Title: Efficient Neural Network Serving System
Advisor: Arvind Krishnamurthy and Matthai Philipose
Supervisory Committee: Arvind Krishnamurthy (Co-Chair), Matthai Philipose (Co-Chair, MSR), Raadhakrishnan Poovendran (GSR, EE), Tom Anderson, and Ali Farhadi
Today, Deep Neural Networks (DNNs) can recognize faces, detect objects, and transcribe speech, with (almost) human performance. We expect that DNN-based applications will soon become an important workload. Despite of their excellent performance, the computational demands of DNN workloads are high enough that such applications strain device battery, cloud cost budgets, and latency requirement. Existing techniques such as model optimization and batching, though seem promising, have to make compromises in the real-world deployment. Model optimization trades off accuracy for lower computation demand. Batching, on the other hand, cannot achieve optimal performance due to low latency requirement and increased model variations caused by model optimization.

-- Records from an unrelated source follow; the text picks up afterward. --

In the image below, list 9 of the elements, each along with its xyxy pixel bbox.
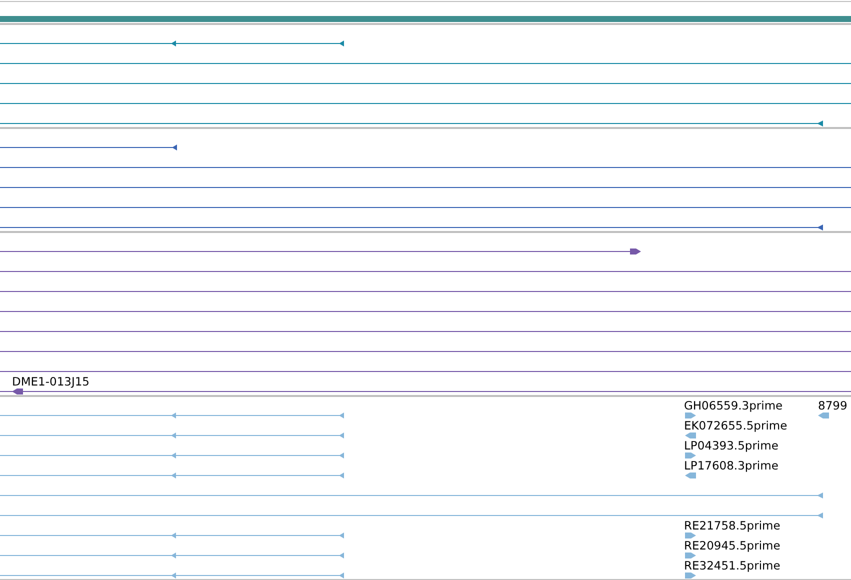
feature-label: EK072655.5prime xyxy=(684,418,788,432)
feature-label: LP17608.3prime xyxy=(684,458,778,472)
feature-label: DME1-013J15 xyxy=(12,374,90,388)
feature-label: 8799 xyxy=(818,398,848,412)
feature-label: GH06559.3prime xyxy=(684,398,783,412)
feature-label: RE21758.5prime xyxy=(684,518,780,532)
feature-label: LP04393.5prime xyxy=(684,438,778,452)
feature-label: RE20945.5prime xyxy=(684,538,780,552)
feature-label: RE32451.5prime xyxy=(684,558,780,572)
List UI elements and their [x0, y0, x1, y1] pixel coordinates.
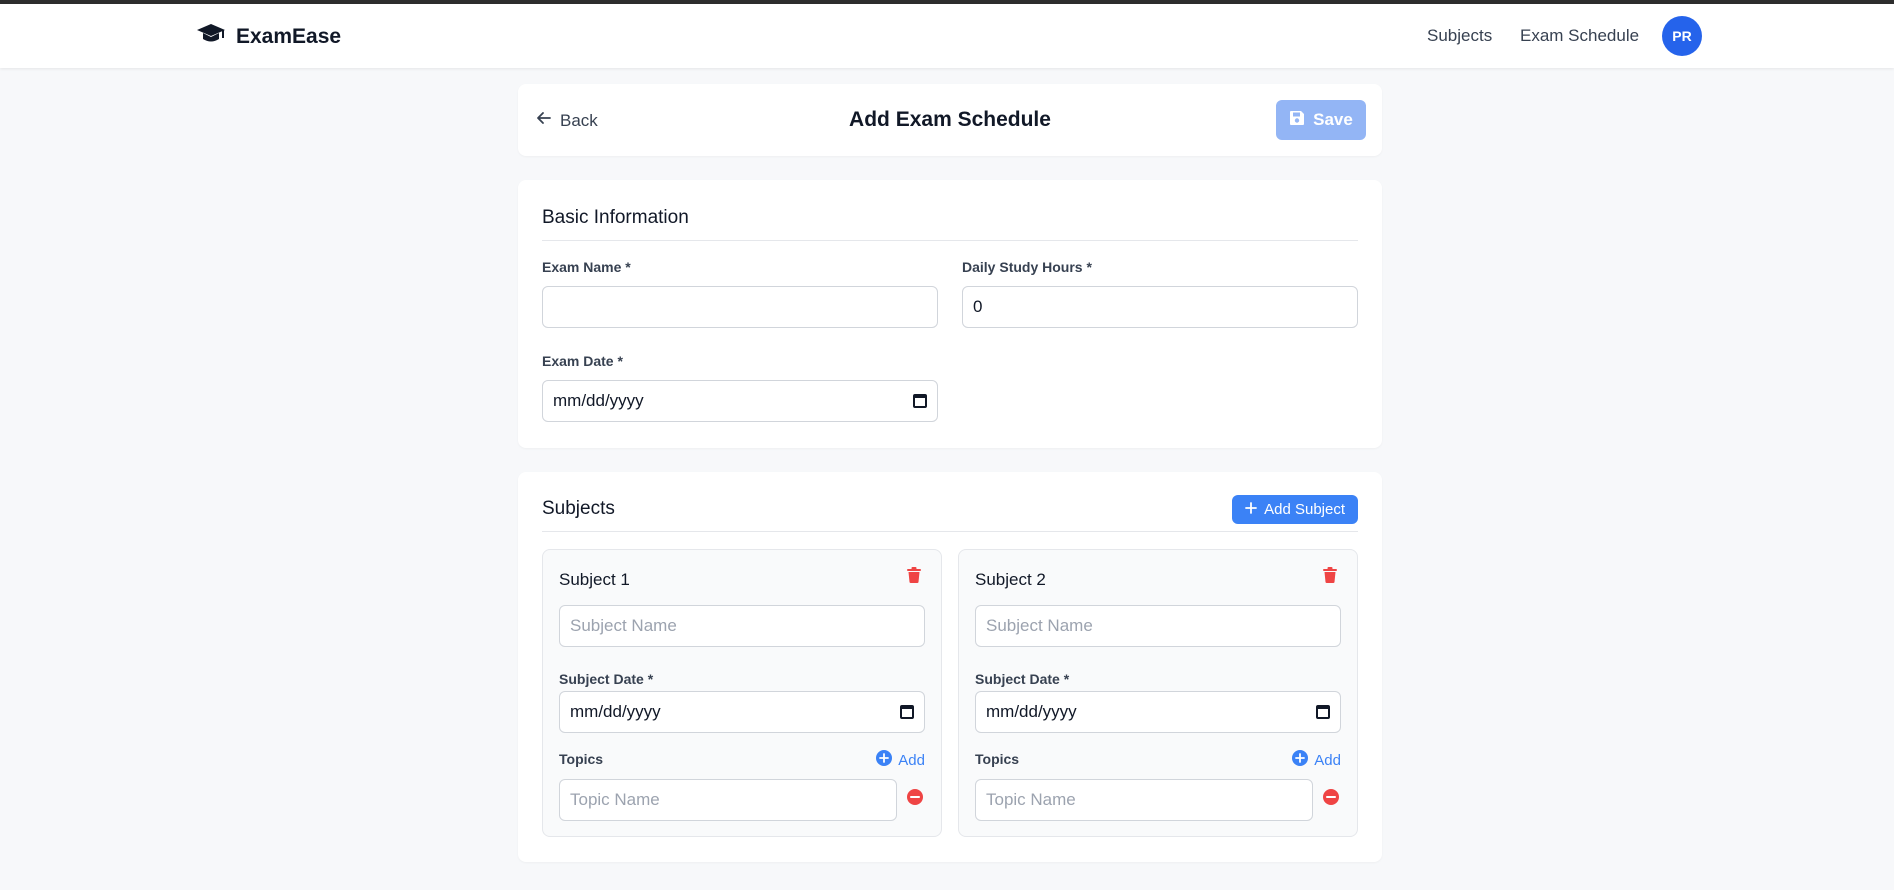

In this proposal, we demonstrate that it is possible to build end-to-end systems that execute DNNs efficiently at low cost, low latency, and high accuracy. To achieve this, we leverage the existing techniques including model optimizations and batching, and propose three systems to improve the efficiency. Sequential specialization takes advantage of temporal locality in the streaming settings and produces low-cost and high-accuracy DNN models at runtime. MCDNN describes an approximation-based execution framework across mobile devices and cloud that achieves high accuracy under resource constraints. It uses a heuristic scheduler that allocates resources proportionally to their frequency of use and systematically trades off accuracy for resource use. Third, we present Nexus, a DNN execution service optimized for GPU clusters. Nexus models DNN as networks of dense linear algebra operations and adopts a batching-aware cluster resource allocation and scheduling framework to improve GPU utilization. We evaluate all three systems under realistic workloads, and results show that these systems can achieve significant improvement in cost, accuracy, and utilization compared to baselines.